O fundador da Editora Três, Domingo Alzugaray (1932-2017), com Joseph Safra: amizade de mais de três décadas. (Crédito:Divulgação)

Em 1969, Joseph casou-se com Vicky Sarfaty, com quem teve quatro filhos e 14 netos. O irmão mais velho dos Safra, Edmond, foi morar em Nova York, onde fundou o Republic National Bank, vendido em 1999 para o HSBC por US$ 10,3 bilhões. Naquele mesmo ano, Edmond morreu em um incêndio em sua casa, em Mônaco. Já o irmão do meio, Moise, morreu em São Paulo, em 2014. Joseph estava no comando do banco desde 2006, depois de comprar a fatia de 50% que pertencia aos irmãos. Pelos cálculos da Bloomberg, Joseph recebeu R$ 6,4 bilhões apenas em dividendos do banco enquanto esteve na presidência.

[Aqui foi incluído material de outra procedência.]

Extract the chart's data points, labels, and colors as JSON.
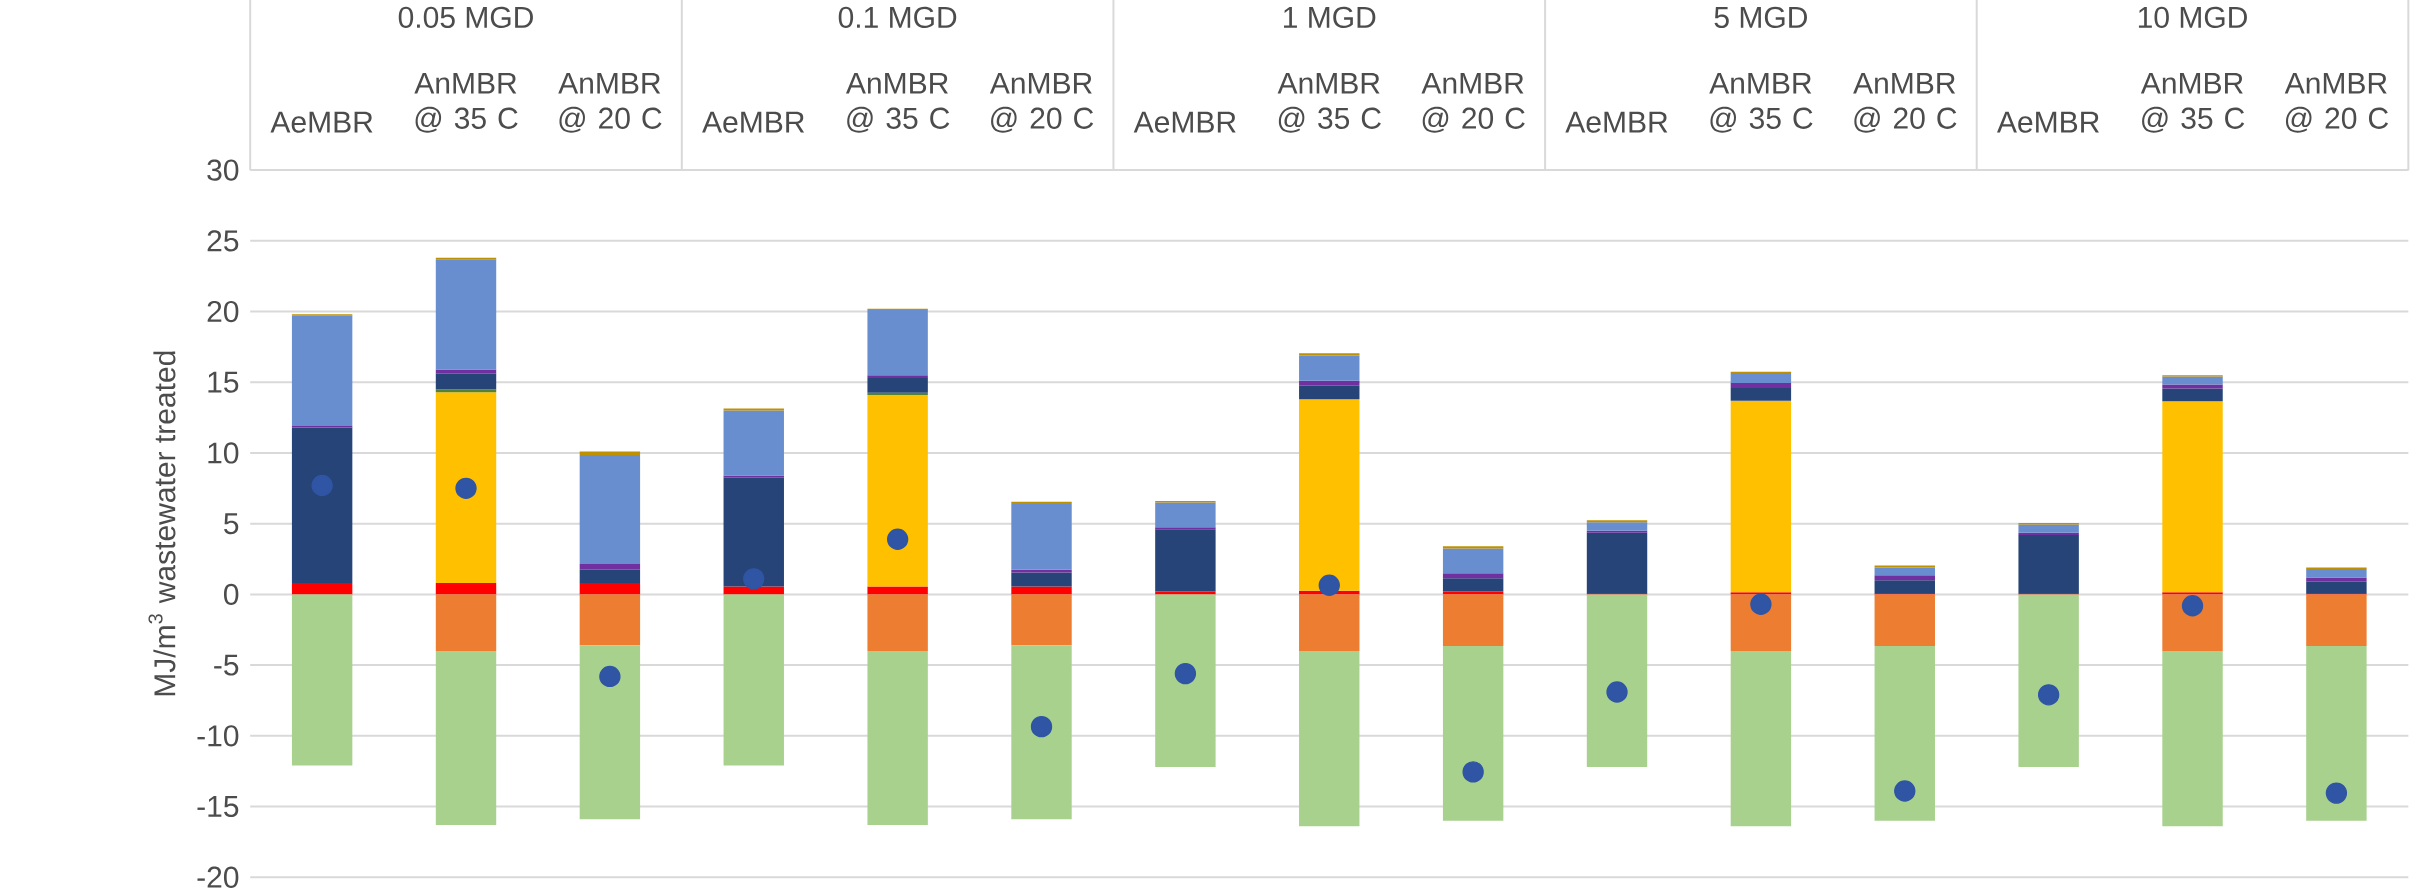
{
  "chart_data": {
    "type": "bar",
    "stacked": true,
    "ylabel": "MJ/m$^{3}$ wastewater treated",
    "categories": [
      "AeMBR",
      "AnMBR @ 35 C",
      "AnMBR @ 20 C",
      "AeMBR",
      "AnMBR @ 35 C",
      "AnMBR @ 20 C",
      "AeMBR",
      "AnMBR @ 35 C",
      "AnMBR @ 20 C",
      "AeMBR",
      "AnMBR @ 35 C",
      "AnMBR @ 20 C",
      "AeMBR",
      "AnMBR @ 35 C",
      "AnMBR @ 20 C"
    ],
    "annotations": [
      "0.05 MGD",
      "0.1 MGD",
      "1 MGD",
      "5 MGD",
      "10 MGD"
    ],
    "series": [
      {
        "color": "#ff0000",
        "values": [
          0.8,
          0.8,
          0.8,
          0.55,
          0.55,
          0.55,
          0.2,
          0.25,
          0.2,
          0.1,
          0.15,
          0.1,
          0.1,
          0.15,
          0.1
        ]
      },
      {
        "color": "#ffc000",
        "values": [
          0,
          13.5,
          0,
          0,
          13.55,
          0,
          0,
          13.55,
          0,
          0,
          13.55,
          0,
          0,
          13.5,
          0
        ]
      },
      {
        "color": "#548235",
        "values": [
          0,
          0.2,
          0,
          0,
          0.15,
          0,
          0,
          0,
          0,
          0,
          0,
          0,
          0,
          0,
          0
        ]
      },
      {
        "color": "#264478",
        "values": [
          11.0,
          1.1,
          0.95,
          7.7,
          1.05,
          1.0,
          4.4,
          0.95,
          0.95,
          4.25,
          0.9,
          0.9,
          4.1,
          0.9,
          0.8
        ]
      },
      {
        "color": "#7030a0",
        "values": [
          0.1,
          0.3,
          0.4,
          0.15,
          0.2,
          0.2,
          0.15,
          0.35,
          0.35,
          0.15,
          0.35,
          0.35,
          0.15,
          0.3,
          0.3
        ]
      },
      {
        "color": "#698ed0",
        "values": [
          7.8,
          7.8,
          7.7,
          4.6,
          4.6,
          4.65,
          1.75,
          1.8,
          1.75,
          0.6,
          0.7,
          0.55,
          0.6,
          0.55,
          0.6
        ]
      },
      {
        "color": "#bf9000",
        "values": [
          0.1,
          0.1,
          0.25,
          0.15,
          0.1,
          0.15,
          0.1,
          0.15,
          0.15,
          0.15,
          0.1,
          0.15,
          0.1,
          0.1,
          0.1
        ]
      },
      {
        "color": "#ed7d31",
        "values": [
          0,
          -4.0,
          -3.6,
          0,
          -4.0,
          -3.6,
          0,
          -4.0,
          -3.65,
          0,
          -4.0,
          -3.65,
          0,
          -4.0,
          -3.65
        ]
      },
      {
        "color": "#a9d18e",
        "values": [
          -12.1,
          -12.3,
          -12.3,
          -12.1,
          -12.3,
          -12.3,
          -12.2,
          -12.4,
          -12.35,
          -12.2,
          -12.4,
          -12.35,
          -12.2,
          -12.4,
          -12.35
        ]
      },
      {
        "type": "scatter",
        "marker": "circle",
        "color": "#2f55a4",
        "values": [
          7.7,
          7.5,
          -5.8,
          1.1,
          3.9,
          -9.35,
          -5.6,
          0.65,
          -12.55,
          -6.9,
          -0.7,
          -13.9,
          -7.1,
          -0.8,
          -14.05
        ]
      }
    ],
    "ylim": [
      -20,
      30
    ],
    "yticks": [
      -20,
      -15,
      -10,
      -5,
      0,
      5,
      10,
      15,
      20,
      25,
      30
    ],
    "grid": "y"
  }
}
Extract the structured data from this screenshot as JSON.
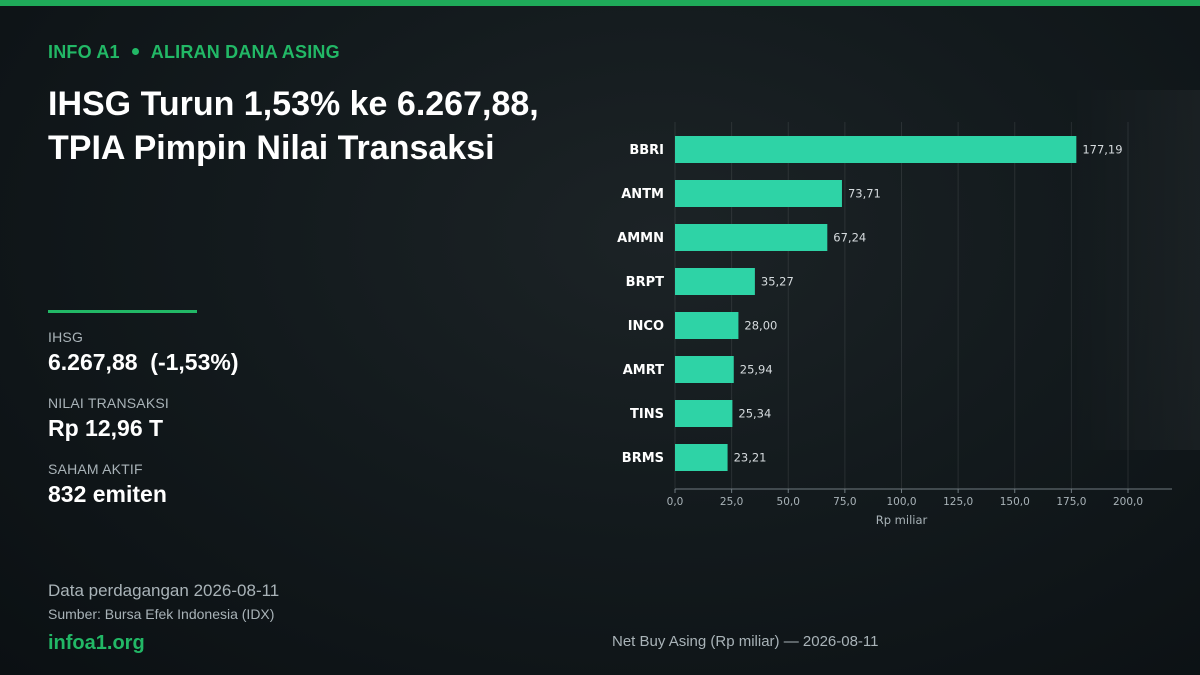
{
  "header": {
    "brand": "INFO A1",
    "section": "ALIRAN DANA ASING",
    "headline": "IHSG Turun 1,53% ke 6.267,88, TPIA Pimpin Nilai Transaksi"
  },
  "stats": [
    {
      "label": "IHSG",
      "value": "6.267,88  (-1,53%)"
    },
    {
      "label": "NILAI TRANSAKSI",
      "value": "Rp 12,96 T"
    },
    {
      "label": "SAHAM AKTIF",
      "value": "832 emiten"
    }
  ],
  "footer": {
    "date_line": "Data perdagangan 2026-08-11",
    "source": "Sumber: Bursa Efek Indonesia (IDX)",
    "site": "infoa1.org"
  },
  "colors": {
    "accent": "#22b866",
    "bar": "#2ed3a6",
    "muted": "#a9b3b8"
  },
  "chart_data": {
    "type": "bar",
    "orientation": "horizontal",
    "caption": "Net Buy Asing (Rp miliar) — 2026-08-11",
    "categories": [
      "BBRI",
      "ANTM",
      "AMMN",
      "BRPT",
      "INCO",
      "AMRT",
      "TINS",
      "BRMS"
    ],
    "values": [
      177.19,
      73.71,
      67.24,
      35.27,
      28.0,
      25.94,
      25.34,
      23.21
    ],
    "value_labels": [
      "177,19",
      "73,71",
      "67,24",
      "35,27",
      "28,00",
      "25,94",
      "25,34",
      "23,21"
    ],
    "xlabel": "Rp miliar",
    "xlim": [
      0,
      200
    ],
    "xticks": [
      0,
      25,
      50,
      75,
      100,
      125,
      150,
      175,
      200
    ],
    "xtick_labels": [
      "0,0",
      "25,0",
      "50,0",
      "75,0",
      "100,0",
      "125,0",
      "150,0",
      "175,0",
      "200,0"
    ],
    "grid": "vertical"
  }
}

Com estilo cauteloso e atento aos detalhes da gestão, Joseph solidificou em seu banco uma reputação de solidez imune a crises. Enquanto acompanhava de perto cada movimento do banco, dedicava parte de seu tempo à filantropia. Ele é um dos maiores doadores individuais dos hospitais Albert Einstein e Sírio Libanês, em São Paulo. Amante das artes, doou esculturas do francês Auguste Rodin (1840-1917) à Pinacoteca do Estado de São Paulo, e o manuscrito original da Teoria da Relatividade de Albert Einstein ao Museu de Israel, em Jerusalém. Neste ano, durante a pandemia de Covid-19, o banco doou cerca de R$ 40 milhões para hospitais e Santas Casas em todo o País.

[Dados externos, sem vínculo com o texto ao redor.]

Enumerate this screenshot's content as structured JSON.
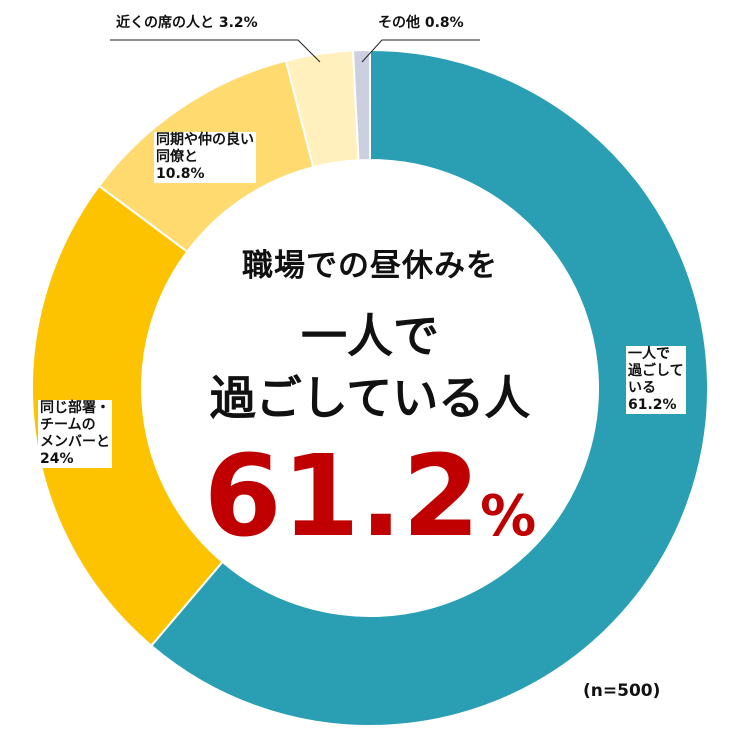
{
  "chart_data": {
    "type": "pie",
    "donut": true,
    "slices": [
      {
        "label": "一人で過ごしている",
        "value": 61.2,
        "display": "一人で\n過ごして\nいる\n61.2%",
        "color": "#2a9fb3"
      },
      {
        "label": "同じ部署・チームのメンバーと",
        "value": 24,
        "display": "同じ部署・\nチームの\nメンバーと\n24%",
        "color": "#fdc300"
      },
      {
        "label": "同期や仲の良い同僚と",
        "value": 10.8,
        "display": "同期や仲の良い\n同僚と\n10.8%",
        "color": "#ffdb6f"
      },
      {
        "label": "近くの席の人と",
        "value": 3.2,
        "display": "近くの席の人と 3.2%",
        "color": "#fff0bd"
      },
      {
        "label": "その他",
        "value": 0.8,
        "display": "その他 0.8%",
        "color": "#cccfe0"
      }
    ],
    "start_angle": "top",
    "direction": "clockwise"
  },
  "center": {
    "line1": "職場での昼休みを",
    "line2": "一人で",
    "line3": "過ごしている人",
    "value": "61.2",
    "unit": "%"
  },
  "sample_size": "(n=500)"
}
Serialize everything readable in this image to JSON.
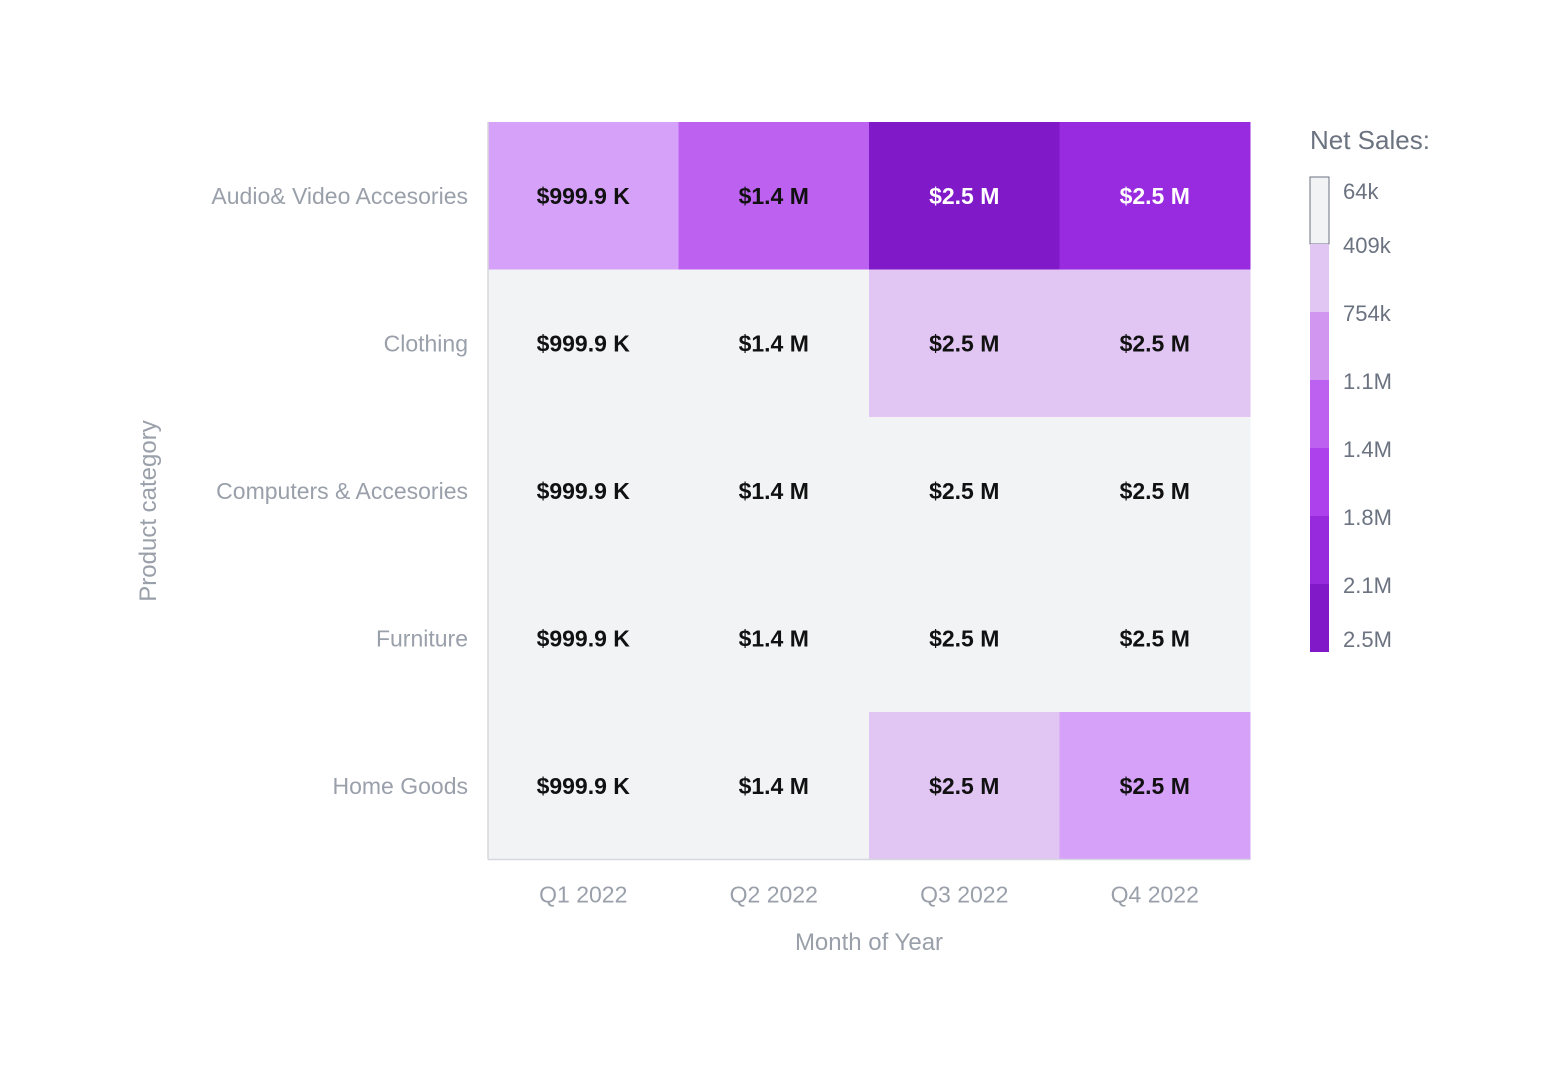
{
  "chart_data": {
    "type": "heatmap",
    "xlabel": "Month of Year",
    "ylabel": "Product category",
    "x_categories": [
      "Q1 2022",
      "Q2 2022",
      "Q3 2022",
      "Q4 2022"
    ],
    "y_categories": [
      "Audio& Video Accesories",
      "Clothing",
      "Computers & Accesories",
      "Furniture",
      "Home Goods"
    ],
    "cell_labels": [
      [
        "$999.9 K",
        "$1.4 M",
        "$2.5 M",
        "$2.5 M"
      ],
      [
        "$999.9 K",
        "$1.4 M",
        "$2.5 M",
        "$2.5 M"
      ],
      [
        "$999.9 K",
        "$1.4 M",
        "$2.5 M",
        "$2.5 M"
      ],
      [
        "$999.9 K",
        "$1.4 M",
        "$2.5 M",
        "$2.5 M"
      ],
      [
        "$999.9 K",
        "$1.4 M",
        "$2.5 M",
        "$2.5 M"
      ]
    ],
    "color_bins": [
      [
        3,
        5,
        7,
        6
      ],
      [
        0,
        0,
        1,
        1
      ],
      [
        0,
        0,
        0,
        0
      ],
      [
        0,
        0,
        0,
        0
      ],
      [
        0,
        0,
        1,
        3
      ]
    ],
    "legend": {
      "title": "Net Sales:",
      "ticks": [
        "64k",
        "409k",
        "754k",
        "1.1M",
        "1.4M",
        "1.8M",
        "2.1M",
        "2.5M"
      ],
      "colors": [
        "#f2f3f5",
        "#e1c6f4",
        "#d196f0",
        "#bd62f0",
        "#ad42ec",
        "#982ade",
        "#8219c8"
      ]
    },
    "colors": {
      "bins": [
        "#f2f3f5",
        "#e1c6f4",
        "#d096f0",
        "#d6a1f8",
        "#bb65f2",
        "#bd62f0",
        "#982adf",
        "#8019c8"
      ],
      "dark_text": "#111111",
      "light_text": "#ffffff"
    }
  }
}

A morte de Safra repercutiu rapidamente no mercado financeiro e redes sociais. A Federação Brasileira de Bancos (Febraban) lamentou a morte, por meio de nota. “Figura emblemática do setor bancário, Safra foi também um exemplo como empresário e filantropo”, afirmou a entidade. “Sua contribuição para escolas, museus e instituições, não só no Brasil, quanto em outros países, é marcante. O legado de sua atuação no desenvolvimento da economia nacional ficará sempre marcado na história do Brasil.”